Changing Import Trends
Robert S. Reichard, Economics Editor
Transportation's Growing Role
Still another possible factor in the slowing import trend: skyrocketing transportation costs. The huge oil run-up of recent months has sent shipping tabs through the roof. The cost of sending a standard 40-foot container from Asia to the East coast, for example, has tripled since 2000, when oil was selling for only $20 per barrel. And the tab could double again if oil edges toward $200 per barrel. In any case, shipping costs are now the equivalent of a 9-percent tariff on goods coming into the United States. Moreover, these higher tabs are impacting hardest on lower-valued goods like textiles and apparel. That's because the cheaper the product, the more likely these shipping expenses will be in the determining the final selling price. These higher costs also may influence where these imports come from. Reason: Since transportation tabs tend to increase with a supplier's distance from the US market, it also makes closer Western hemisphere sources look a lot more attractive.

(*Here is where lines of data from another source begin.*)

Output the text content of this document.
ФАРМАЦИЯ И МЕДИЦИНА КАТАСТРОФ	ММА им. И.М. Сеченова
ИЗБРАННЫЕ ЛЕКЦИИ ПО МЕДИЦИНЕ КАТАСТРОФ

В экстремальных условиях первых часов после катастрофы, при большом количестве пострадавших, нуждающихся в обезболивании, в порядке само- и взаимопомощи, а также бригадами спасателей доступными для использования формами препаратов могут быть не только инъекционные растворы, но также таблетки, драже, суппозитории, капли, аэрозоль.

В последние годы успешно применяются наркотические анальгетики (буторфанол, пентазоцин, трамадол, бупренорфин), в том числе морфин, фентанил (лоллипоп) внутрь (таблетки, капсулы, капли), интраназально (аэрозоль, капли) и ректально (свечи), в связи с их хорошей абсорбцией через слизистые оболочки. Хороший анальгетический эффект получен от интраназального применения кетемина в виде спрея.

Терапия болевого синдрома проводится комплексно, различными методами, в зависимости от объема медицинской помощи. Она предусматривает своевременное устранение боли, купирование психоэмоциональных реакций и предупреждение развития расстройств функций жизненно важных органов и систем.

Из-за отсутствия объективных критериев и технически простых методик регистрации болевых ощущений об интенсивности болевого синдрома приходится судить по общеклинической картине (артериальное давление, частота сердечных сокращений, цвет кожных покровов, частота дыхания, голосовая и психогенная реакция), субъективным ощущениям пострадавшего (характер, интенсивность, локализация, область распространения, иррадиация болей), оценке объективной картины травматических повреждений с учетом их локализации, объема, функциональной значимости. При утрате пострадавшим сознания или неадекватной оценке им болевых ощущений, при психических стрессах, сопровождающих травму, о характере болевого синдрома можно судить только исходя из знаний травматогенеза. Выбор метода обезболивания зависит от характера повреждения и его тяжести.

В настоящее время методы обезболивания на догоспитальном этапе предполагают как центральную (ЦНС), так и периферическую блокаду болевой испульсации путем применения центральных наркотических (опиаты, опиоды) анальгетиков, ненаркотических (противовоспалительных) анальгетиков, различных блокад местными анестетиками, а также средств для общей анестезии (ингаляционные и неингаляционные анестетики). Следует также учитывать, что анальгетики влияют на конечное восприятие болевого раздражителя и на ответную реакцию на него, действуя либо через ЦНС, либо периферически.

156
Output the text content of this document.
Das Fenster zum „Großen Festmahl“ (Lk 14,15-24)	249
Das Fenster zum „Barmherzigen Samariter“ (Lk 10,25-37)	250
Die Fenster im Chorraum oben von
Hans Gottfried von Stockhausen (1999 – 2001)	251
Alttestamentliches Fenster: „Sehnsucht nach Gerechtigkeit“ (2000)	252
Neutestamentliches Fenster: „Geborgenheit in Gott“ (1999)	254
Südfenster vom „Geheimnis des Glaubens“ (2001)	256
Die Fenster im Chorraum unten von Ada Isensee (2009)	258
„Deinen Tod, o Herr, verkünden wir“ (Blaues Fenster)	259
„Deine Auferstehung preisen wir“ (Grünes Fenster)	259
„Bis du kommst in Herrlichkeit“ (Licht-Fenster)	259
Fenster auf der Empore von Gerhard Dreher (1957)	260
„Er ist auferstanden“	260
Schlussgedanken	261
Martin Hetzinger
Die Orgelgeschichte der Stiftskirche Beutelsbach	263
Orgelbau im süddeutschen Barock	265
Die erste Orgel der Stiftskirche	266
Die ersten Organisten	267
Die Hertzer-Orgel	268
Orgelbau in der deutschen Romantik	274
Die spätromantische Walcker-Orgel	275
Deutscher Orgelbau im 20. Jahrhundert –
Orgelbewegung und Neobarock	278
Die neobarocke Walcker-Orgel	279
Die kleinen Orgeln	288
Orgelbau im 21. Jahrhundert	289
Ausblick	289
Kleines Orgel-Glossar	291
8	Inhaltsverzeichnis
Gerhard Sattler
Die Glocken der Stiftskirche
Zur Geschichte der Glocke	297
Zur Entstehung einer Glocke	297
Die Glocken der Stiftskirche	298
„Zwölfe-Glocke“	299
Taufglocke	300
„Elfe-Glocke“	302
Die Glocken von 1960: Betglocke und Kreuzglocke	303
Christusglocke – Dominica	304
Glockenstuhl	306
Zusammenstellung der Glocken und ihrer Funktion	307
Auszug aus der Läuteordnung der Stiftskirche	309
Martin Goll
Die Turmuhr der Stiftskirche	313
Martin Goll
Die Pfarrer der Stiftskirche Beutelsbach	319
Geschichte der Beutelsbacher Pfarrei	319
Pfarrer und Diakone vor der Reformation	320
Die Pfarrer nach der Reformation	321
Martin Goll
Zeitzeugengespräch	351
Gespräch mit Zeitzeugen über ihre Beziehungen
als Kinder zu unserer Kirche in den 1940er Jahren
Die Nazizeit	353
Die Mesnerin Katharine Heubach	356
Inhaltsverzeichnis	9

Bottom line: Transportation has suddenly become an increasingly important determinant - one that can no longer be ignored.
Spotlight On China
Imports from China may be impacted most by all of the cost pressures just alluded to. On the monetary front, for example, the Chinese yuan has appreciated by some 20 percent vis-à-vis the dollar since its de facto peg to the US currency ended three years ago. Moreover, this yuan appreciation is expected to continue, with forward trade contracts now pricing in a further yuan rise of 6.3 percent for the next 12 months. And that's not the only reason for rising Beijing cost pressures. Equally significant are recent and continuing boosts in raw material, labor and pollution-control costs. On the latter score, tightening government environmental oversight means that Chinese textile and apparel firms must now pay to dispose of polluting chemicals rather than just dumping them into the local stream. The fact that China is halfway around the globe also tends to make that nation's transportation rates a lot more important. Looking at all these new cost pressures, one US apparel buyer estimates the profit margin on an item like a wool cardigan has dropped to 30 cents - far under the $2 level of a few years back. Bottom line: Chinese prices are moving up. One hint of how much higher: The average advance of all Chinese quotes over recent months is put at near 6 percent - with even heftier hikes posted on some apparel products.
What It All Adds Up To
These changing import determinants, coupled with the likelihood of a somewhat better 2009 economy, should also help slow down the recent sharp domestic industry declines. Plugging all the pertinent variables into the Textile World forecast equation, dollar sales of domestic basic textiles like yarns and fabrics are seen slipping only about 4 percent in 2009. That's less than half of TW 's revised 9-percent tumble now anticipated for the current year. A similar picture is shaping up for the more highly fabricated textile product sector where this year's projected 11-percent drop slows down to only about a 6-percent dip in 2009. True, the trend is still down, but it's a decelerating decline. More important, TW expects even smaller slippages of 2 to 3 percent in 2010. To sum up: The US textile industry will survive. And while it may be smaller, it will be leaner and meaner, and will clearly remain a major player in today's increasingly competitive marketplace.